Sony has not announced a US launch date or US pricing. The company has not confirmed whether the Xperia 1 VIII will reach North American carriers or retail channels. It is also unclear whether the AI Camera Assistant will be updated or expanded post-launch, or when and whether higher-RAM configurations will arrive outside Japan.

Analysis

The Xperia 1 VIII marks a deliberate attempt by Sony to compete on sensor quality rather than sensor count after years of trailing Chinese flagship rivals. Trading a variable zoom range for a dramatically larger telephoto sensor reflects a bet that raw optical performance matters more to Xperia’s enthusiast buyer base than zoom flexibility.

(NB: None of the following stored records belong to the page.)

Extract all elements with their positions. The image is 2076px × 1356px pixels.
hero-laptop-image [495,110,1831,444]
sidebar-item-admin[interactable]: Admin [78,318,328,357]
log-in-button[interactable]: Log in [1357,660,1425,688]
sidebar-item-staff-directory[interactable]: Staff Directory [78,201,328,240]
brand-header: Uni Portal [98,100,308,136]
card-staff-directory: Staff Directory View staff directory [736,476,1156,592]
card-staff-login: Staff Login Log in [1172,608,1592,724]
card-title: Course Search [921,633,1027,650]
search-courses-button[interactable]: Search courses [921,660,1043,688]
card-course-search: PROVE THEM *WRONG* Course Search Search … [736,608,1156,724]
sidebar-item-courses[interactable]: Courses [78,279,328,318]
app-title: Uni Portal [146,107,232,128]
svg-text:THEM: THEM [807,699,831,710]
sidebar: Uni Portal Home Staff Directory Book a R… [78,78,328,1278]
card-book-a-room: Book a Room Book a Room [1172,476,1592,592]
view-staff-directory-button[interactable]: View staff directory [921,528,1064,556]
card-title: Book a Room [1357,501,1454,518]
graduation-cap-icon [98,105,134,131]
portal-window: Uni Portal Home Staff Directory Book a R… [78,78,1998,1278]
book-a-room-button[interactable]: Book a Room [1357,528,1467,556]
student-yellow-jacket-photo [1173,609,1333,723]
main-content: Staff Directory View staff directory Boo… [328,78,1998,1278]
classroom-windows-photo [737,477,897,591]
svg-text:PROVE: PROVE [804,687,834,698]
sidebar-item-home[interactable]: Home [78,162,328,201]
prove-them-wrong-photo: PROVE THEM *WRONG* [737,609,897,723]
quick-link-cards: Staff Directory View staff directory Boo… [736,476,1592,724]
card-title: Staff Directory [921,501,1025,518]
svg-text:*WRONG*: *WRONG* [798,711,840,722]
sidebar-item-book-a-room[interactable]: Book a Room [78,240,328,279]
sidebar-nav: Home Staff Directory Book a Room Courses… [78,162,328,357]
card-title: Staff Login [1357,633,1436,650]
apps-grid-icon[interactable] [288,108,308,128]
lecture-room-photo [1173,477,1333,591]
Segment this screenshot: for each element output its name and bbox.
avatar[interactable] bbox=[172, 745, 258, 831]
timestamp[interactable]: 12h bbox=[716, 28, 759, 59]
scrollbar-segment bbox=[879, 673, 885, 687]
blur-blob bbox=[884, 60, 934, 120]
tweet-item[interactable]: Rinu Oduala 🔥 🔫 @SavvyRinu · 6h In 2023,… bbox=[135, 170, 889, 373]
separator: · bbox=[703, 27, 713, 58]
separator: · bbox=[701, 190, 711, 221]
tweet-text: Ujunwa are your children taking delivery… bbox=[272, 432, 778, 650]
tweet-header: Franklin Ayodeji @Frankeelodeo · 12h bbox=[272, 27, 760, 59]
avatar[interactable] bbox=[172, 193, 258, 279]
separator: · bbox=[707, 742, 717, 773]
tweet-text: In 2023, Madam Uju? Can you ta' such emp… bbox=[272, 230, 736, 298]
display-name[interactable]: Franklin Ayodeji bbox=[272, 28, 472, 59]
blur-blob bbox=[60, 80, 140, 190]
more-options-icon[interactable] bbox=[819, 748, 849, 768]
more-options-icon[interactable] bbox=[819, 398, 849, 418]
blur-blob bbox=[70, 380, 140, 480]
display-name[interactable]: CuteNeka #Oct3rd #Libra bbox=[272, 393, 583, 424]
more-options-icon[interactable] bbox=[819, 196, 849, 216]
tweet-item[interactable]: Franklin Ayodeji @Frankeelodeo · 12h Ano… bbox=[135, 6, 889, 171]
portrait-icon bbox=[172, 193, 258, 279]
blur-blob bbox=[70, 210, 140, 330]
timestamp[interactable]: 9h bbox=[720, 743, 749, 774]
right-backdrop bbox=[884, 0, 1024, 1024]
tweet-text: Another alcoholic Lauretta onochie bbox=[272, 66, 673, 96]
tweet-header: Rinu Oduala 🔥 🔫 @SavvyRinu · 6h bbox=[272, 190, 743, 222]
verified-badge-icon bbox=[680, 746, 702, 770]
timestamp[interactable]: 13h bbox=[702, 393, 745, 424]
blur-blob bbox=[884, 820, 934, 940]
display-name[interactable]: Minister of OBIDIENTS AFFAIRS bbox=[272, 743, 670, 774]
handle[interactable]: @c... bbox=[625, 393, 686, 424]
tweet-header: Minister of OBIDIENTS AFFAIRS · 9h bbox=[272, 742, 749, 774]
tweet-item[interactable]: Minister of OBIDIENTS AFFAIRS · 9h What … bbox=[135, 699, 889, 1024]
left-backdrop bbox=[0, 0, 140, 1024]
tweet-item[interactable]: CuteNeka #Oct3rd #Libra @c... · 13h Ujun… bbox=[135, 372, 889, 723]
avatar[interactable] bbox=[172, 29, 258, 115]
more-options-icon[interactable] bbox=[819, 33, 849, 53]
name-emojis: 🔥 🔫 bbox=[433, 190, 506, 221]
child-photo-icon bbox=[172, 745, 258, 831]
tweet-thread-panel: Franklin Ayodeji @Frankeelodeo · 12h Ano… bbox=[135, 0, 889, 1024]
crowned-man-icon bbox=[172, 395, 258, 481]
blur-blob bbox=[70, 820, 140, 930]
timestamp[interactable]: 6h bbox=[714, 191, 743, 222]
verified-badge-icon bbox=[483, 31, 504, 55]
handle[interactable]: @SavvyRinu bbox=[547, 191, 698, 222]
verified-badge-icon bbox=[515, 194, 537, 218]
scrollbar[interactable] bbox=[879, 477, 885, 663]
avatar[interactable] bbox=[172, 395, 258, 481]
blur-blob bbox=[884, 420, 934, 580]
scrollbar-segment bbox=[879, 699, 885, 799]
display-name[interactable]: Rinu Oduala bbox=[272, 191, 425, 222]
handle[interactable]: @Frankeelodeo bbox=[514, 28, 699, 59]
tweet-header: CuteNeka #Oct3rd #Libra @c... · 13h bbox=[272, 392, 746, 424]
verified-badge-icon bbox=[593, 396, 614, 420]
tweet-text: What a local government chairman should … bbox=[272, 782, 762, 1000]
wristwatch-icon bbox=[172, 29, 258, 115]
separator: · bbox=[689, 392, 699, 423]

The device also makes an increasingly rare statement in the premium Android market: MyMobiles observed that “Sony is now the only major brand still shipping a flagship with a wired audio jack.” Whether that distinction draws buyers or becomes a footnote depends on whether the camera upgrades and software commitments prove competitive at a price point that edges toward £1,400 in Europe’s tightest consumer electronics market in years.